Birds mistake the brightly coloured items for food, or swallow them by accident, and this causes gut impaction, weight loss and sometimes even death.

“For the first time, we have a global prediction of how wide-reaching plastic impacts may be on marine species – and the results are striking,” senior research scientist at CSIRO Oceans and Atmosphere Dr Wilcox said.

“We predict, using historical observations, that 90 per cent of individual seabirds have eaten plastic. This is a huge amount and really points to the ubiquity of plastic pollution.”

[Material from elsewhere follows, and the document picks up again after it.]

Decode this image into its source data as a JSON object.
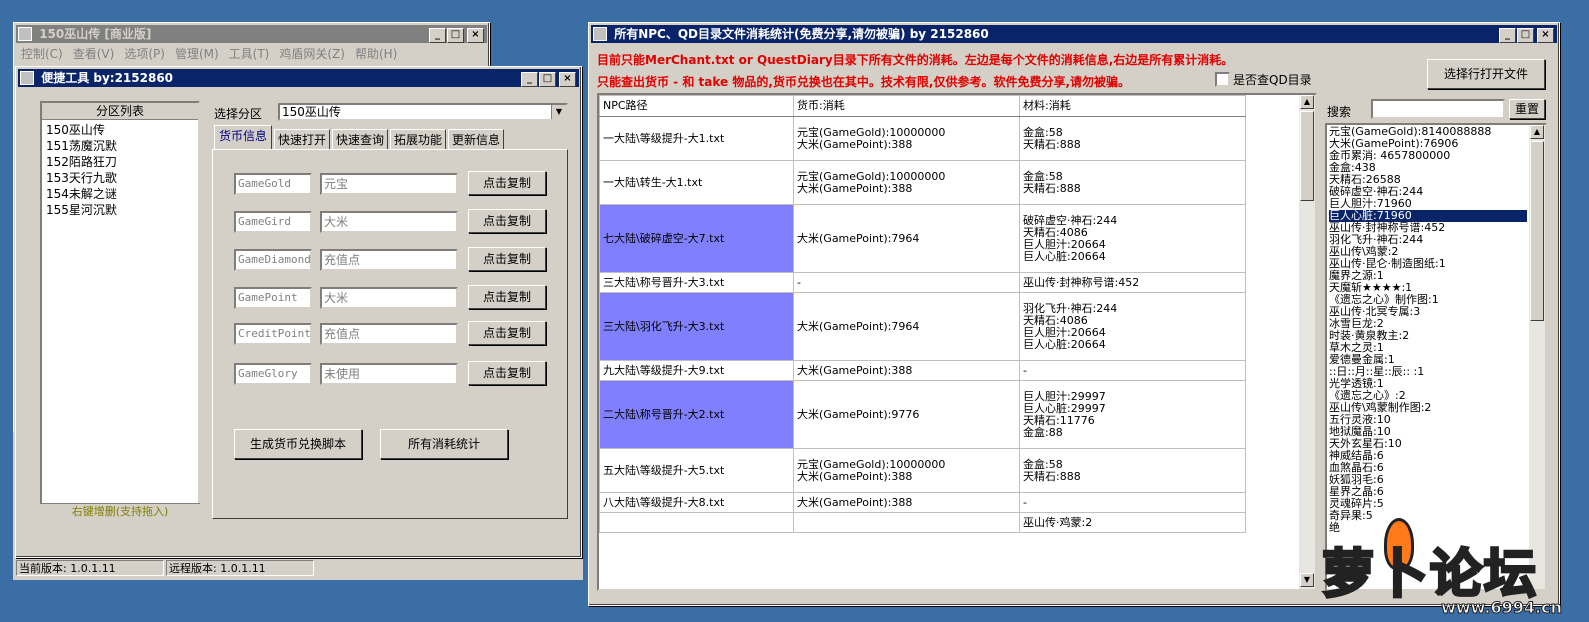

Dr Denise Hardesty from CSIRO Oceans and Atmosphere said seabirds were excellent indicators of ecosystem health.

“Finding such widespread estimates of plastic in seabirds is borne out by some of the fieldwork we’ve carried out where I’ve found nearly 200 pieces of plastic in a single seabird,” Dr Hardesty said.

The researchers found plastics will have the greatest impact on wildlife where they gather in the Southern Ocean, in a band around the southern edges of Australia, South Africa and South America.

Dr van Sebille, from the Grantham Institute at Imperial College London, said the plastics had the most devastating impact in the areas where there was the greatest diversity of species.

“We are very concerned about species such as penguins and giant albatrosses, which live in these areas,” Erik van Sebille said.

“While the infamous garbage patches in the middle of the oceans have strikingly high densities of plastic, very few animals live here.”

Dr Hardesty said there was still the opportunity to change the impact plastic had on seabirds.

“Improving waste management can reduce the threat plastic is posing to marine wildlife,” she said.

“Even simple measures can make a difference, such as reducing packaging, banning single-use plastic items or charging an extra fee to use them, and introducing deposits for recyclable items like drink containers.

“Efforts to reduce plastics losses into the environment in Europe resulted in measureable changes in plastic in seabird stomachs with less than a decade, which suggests that improvements in basic waste management can reduce plastic in the environment in a really short time.”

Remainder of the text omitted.